The ALCF is looking at these issues more aggressively now than in past several years, given the assets the Department of Energy’s Office of Science holds, such as exascale computing and data infrastructure, large-scale experimental facilities, and a large code base for scientific simulations. There also are a lot of interdisciplinary teams across domains and laboratories; the Exascale Compute Project comprised 1,000 people working together, according to Stevens.

Automation is another factor. Argonne and other labs have all these big machines and large numbers of applications, he said. Can they find ways to automate much of the work – such as creating and managing an AI surrogate – to make the process quicker, easier, and more efficient? That’s another area of research that’s underway.

While all this work is going on, churning in the at their own pace is the development of zettascale and quantum systems, neither of which Stevens expects to see in wide use for another 15 to 20 years. By the end of the decade, it will be possible to build at zettascale machine in low precision, but how useful such a system is will vary. Eventually it will be possible to build such a machine at 64 bits, but that’s probably not until at least 2035. (Not the 2027 that Intel was talking to The Next Platform about in October 2021.)

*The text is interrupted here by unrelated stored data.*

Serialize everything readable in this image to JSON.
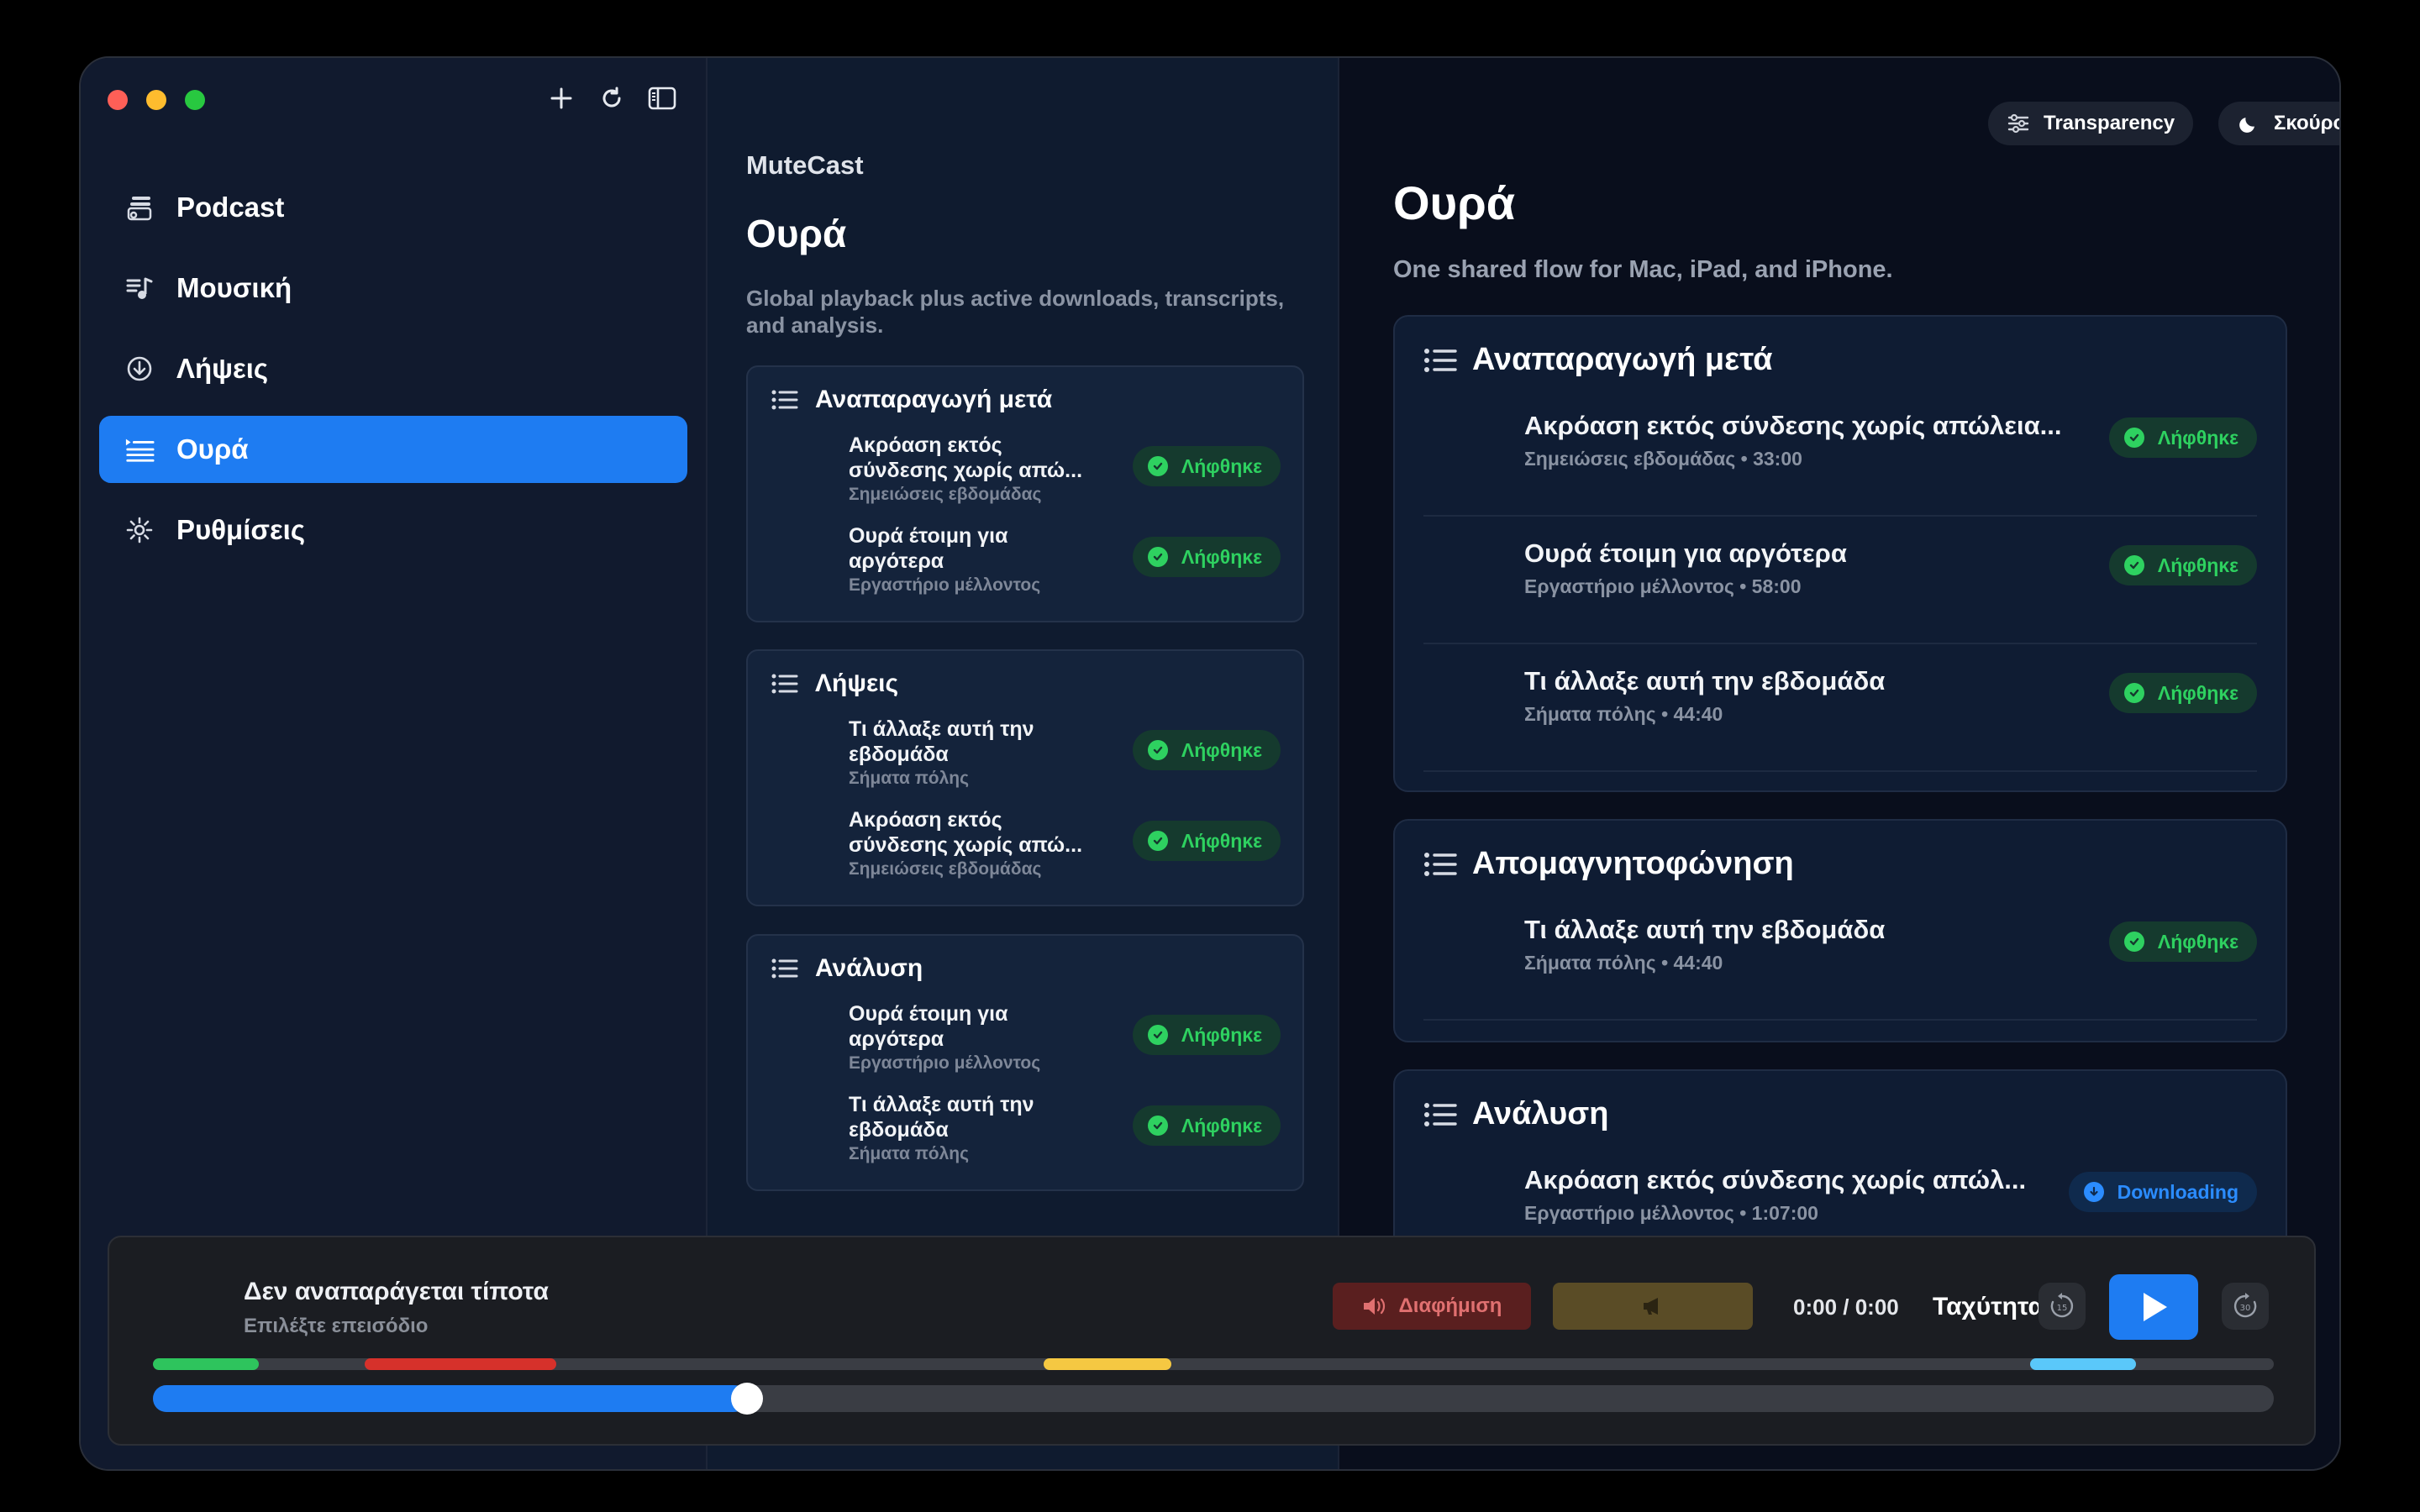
{
  "sidebar": {
    "items": [
      {
        "label": "Podcast",
        "icon": "podcast-icon"
      },
      {
        "label": "Μουσική",
        "icon": "music-icon"
      },
      {
        "label": "Λήψεις",
        "icon": "download-icon"
      },
      {
        "label": "Ουρά",
        "icon": "queue-icon",
        "active": true
      },
      {
        "label": "Ρυθμίσεις",
        "icon": "gear-icon"
      }
    ]
  },
  "middle": {
    "app_name": "MuteCast",
    "title": "Ουρά",
    "subtitle": "Global playback plus active downloads, transcripts, and analysis.",
    "cards": [
      {
        "header": "Αναπαραγωγή μετά",
        "rows": [
          {
            "title": "Ακρόαση εκτός σύνδεσης χωρίς απώ...",
            "meta": "Σημειώσεις εβδομάδας",
            "status": "Λήφθηκε"
          },
          {
            "title": "Ουρά έτοιμη για αργότερα",
            "meta": "Εργαστήριο μέλλοντος",
            "status": "Λήφθηκε"
          }
        ]
      },
      {
        "header": "Λήψεις",
        "rows": [
          {
            "title": "Τι άλλαξε αυτή την εβδομάδα",
            "meta": "Σήματα πόλης",
            "status": "Λήφθηκε"
          },
          {
            "title": "Ακρόαση εκτός σύνδεσης χωρίς απώ...",
            "meta": "Σημειώσεις εβδομάδας",
            "status": "Λήφθηκε"
          }
        ]
      },
      {
        "header": "Ανάλυση",
        "rows": [
          {
            "title": "Ουρά έτοιμη για αργότερα",
            "meta": "Εργαστήριο μέλλοντος",
            "status": "Λήφθηκε"
          },
          {
            "title": "Τι άλλαξε αυτή την εβδομάδα",
            "meta": "Σήματα πόλης",
            "status": "Λήφθηκε"
          }
        ]
      }
    ]
  },
  "right": {
    "transparency_label": "Transparency",
    "theme_label": "Σκούρο",
    "title": "Ουρά",
    "subtitle": "One shared flow for Mac, iPad, and iPhone.",
    "cards": [
      {
        "header": "Αναπαραγωγή μετά",
        "rows": [
          {
            "title": "Ακρόαση εκτός σύνδεσης χωρίς απώλεια...",
            "meta": "Σημειώσεις εβδομάδας • 33:00",
            "status": "Λήφθηκε"
          },
          {
            "title": "Ουρά έτοιμη για αργότερα",
            "meta": "Εργαστήριο μέλλοντος • 58:00",
            "status": "Λήφθηκε"
          },
          {
            "title": "Τι άλλαξε αυτή την εβδομάδα",
            "meta": "Σήματα πόλης • 44:40",
            "status": "Λήφθηκε"
          }
        ]
      },
      {
        "header": "Απομαγνητοφώνηση",
        "rows": [
          {
            "title": "Τι άλλαξε αυτή την εβδομάδα",
            "meta": "Σήματα πόλης • 44:40",
            "status": "Λήφθηκε"
          }
        ]
      },
      {
        "header": "Ανάλυση",
        "rows": [
          {
            "title": "Ακρόαση εκτός σύνδεσης χωρίς απώλ...",
            "meta": "Εργαστήριο μέλλοντος • 1:07:00",
            "status": "Downloading"
          }
        ]
      }
    ]
  },
  "player": {
    "title": "Δεν αναπαράγεται τίποτα",
    "subtitle": "Επιλέξτε επεισόδιο",
    "ad_label": "Διαφήμιση",
    "time": "0:00 / 0:00",
    "speed_label": "Ταχύτητα",
    "rewind_seconds": "15",
    "forward_seconds": "30",
    "progress_fraction": 0.28,
    "segments": [
      {
        "start": 0.0,
        "end": 0.05,
        "color": "#2ec45d"
      },
      {
        "start": 0.1,
        "end": 0.19,
        "color": "#d6312b"
      },
      {
        "start": 0.42,
        "end": 0.48,
        "color": "#f5c842"
      },
      {
        "start": 0.885,
        "end": 0.935,
        "color": "#5ac8fa"
      }
    ]
  },
  "colors": {
    "accent": "#1e7cf2",
    "success": "#2ed160",
    "downloading": "#2b8cff"
  }
}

For quantum, the costs involved will be as important as the technology. Two weeks running an application on an exascale machine costs about $7 million of compute time. On a scaled-up quantum machine with as many as 10 million qubits – which doesn’t yet exist – running a problem could cost $5 billion to $20 billion, as shown below. That cost would have to come down in orders of magnitude to may it worth what people would pay to solve large-scale problems.

“What this is telling us is what we need to do is we need to keep making progress on classical computing while quantum is developing, because we can we know we can use classical computing to solve real problems,” he said. “This is really somewhat of an argument for that. We think that progress at zettascale is also going to take 15 to 20 years, but it’s a timeframe that we’re fairly confident in and we know we can actually use those machines.”

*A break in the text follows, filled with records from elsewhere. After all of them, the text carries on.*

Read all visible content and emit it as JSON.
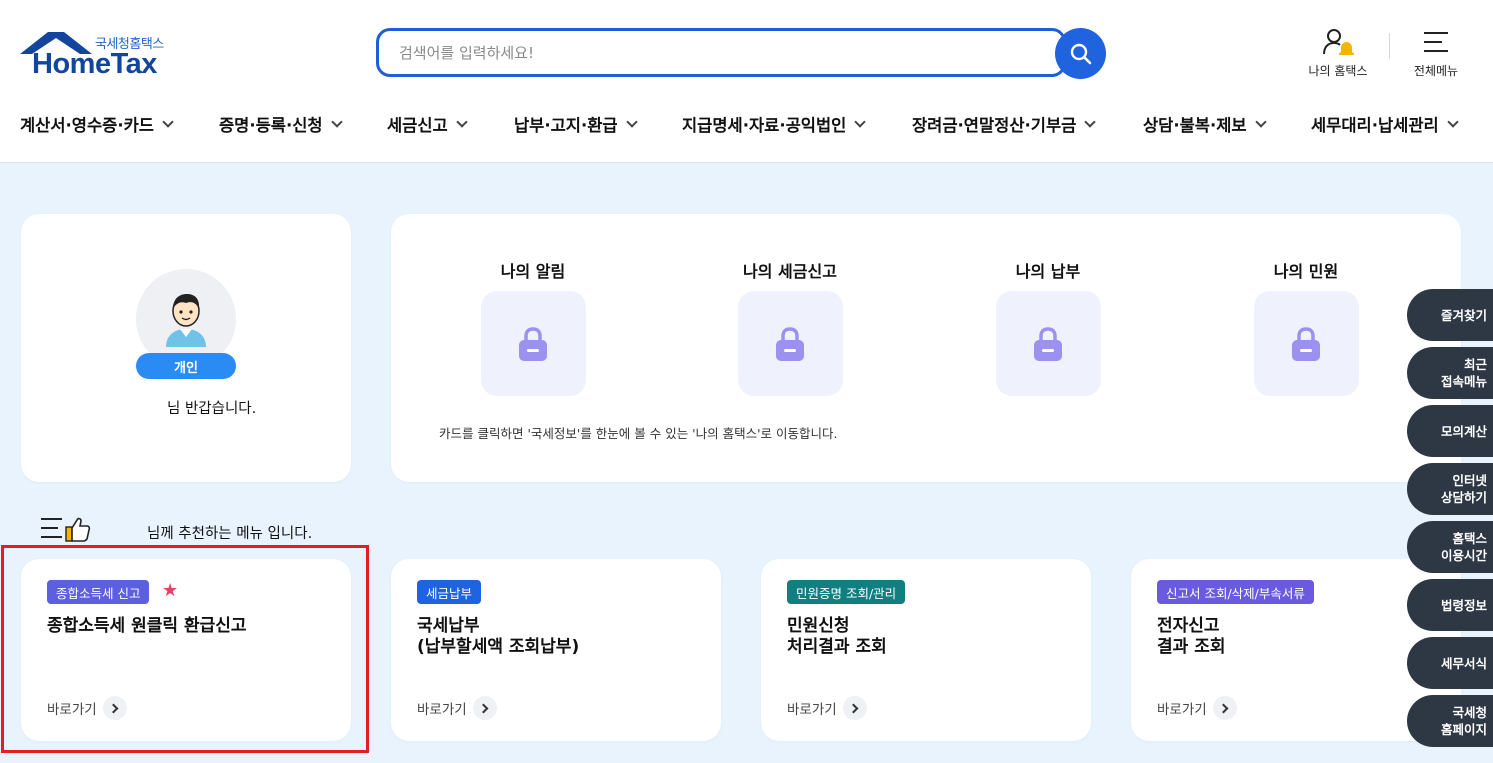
{
  "header": {
    "logo_sub": "국세청홈택스",
    "logo_main": "HomeTax",
    "search_placeholder": "검색어를 입력하세요!",
    "my_hometax_label": "나의 홈택스",
    "all_menu_label": "전체메뉴"
  },
  "gnb": [
    {
      "label": "계산서·영수증·카드"
    },
    {
      "label": "증명·등록·신청"
    },
    {
      "label": "세금신고"
    },
    {
      "label": "납부·고지·환급"
    },
    {
      "label": "지급명세·자료·공익법인"
    },
    {
      "label": "장려금·연말정산·기부금"
    },
    {
      "label": "상담·불복·제보"
    },
    {
      "label": "세무대리·납세관리"
    }
  ],
  "profile": {
    "badge": "개인",
    "greeting": "님 반갑습니다."
  },
  "my": {
    "tiles": [
      {
        "title": "나의 알림"
      },
      {
        "title": "나의 세금신고"
      },
      {
        "title": "나의 납부"
      },
      {
        "title": "나의 민원"
      }
    ],
    "note": "카드를 클릭하면 '국세정보'를 한눈에 볼 수 있는 '나의 홈택스'로 이동합니다."
  },
  "recommend": {
    "heading": "님께 추천하는 메뉴 입니다.",
    "cards": [
      {
        "tag": "종합소득세 신고",
        "tag_color": "#5b5fe0",
        "title_line1": "종합소득세 원클릭 환급신고",
        "title_line2": "",
        "go": "바로가기"
      },
      {
        "tag": "세금납부",
        "tag_color": "#1f63de",
        "title_line1": "국세납부",
        "title_line2": "(납부할세액 조회납부)",
        "go": "바로가기"
      },
      {
        "tag": "민원증명 조회/관리",
        "tag_color": "#117f80",
        "title_line1": "민원신청",
        "title_line2": "처리결과 조회",
        "go": "바로가기"
      },
      {
        "tag": "신고서 조회/삭제/부속서류",
        "tag_color": "#6a5ae0",
        "title_line1": "전자신고",
        "title_line2": "결과 조회",
        "go": "바로가기"
      }
    ]
  },
  "quick_menu": [
    {
      "label": "즐겨찾기"
    },
    {
      "label": "최근\n접속메뉴"
    },
    {
      "label": "모의계산"
    },
    {
      "label": "인터넷\n상담하기"
    },
    {
      "label": "홈택스\n이용시간"
    },
    {
      "label": "법령정보"
    },
    {
      "label": "세무서식"
    },
    {
      "label": "국세청\n홈페이지"
    }
  ]
}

All of which plays back to the initial theme: innovation in HPC takes a long time. Quantum-classical hybrid systems may eventually be the way to go. The industry may have to switch computation substrates to something that is molecular, optical, or has yet to be invented. Engineers, scientists, and others will need to thing expansively.

“The thing that’s changing the landscape the fastest right now is AI and we’ve barely scratched the surface on how we might re-architect systems to really be the ideal platform for doing large-scale AI computation,” Stevens said. “That could be such a game changer that if we had this conversation 10 years from now, maybe something else happened. Or maybe we’re right on. I guess it’ll be somewhere in the middle. It’s going to be a long game and there will be many disruptions and the thing we have to get comfortable with is figuring out how to navigate the disruptions, not how to fight the disruptions, because disruptions are our friends. They’re actually what’s going to give us new capabilities and we have to be aggressively looking for them.”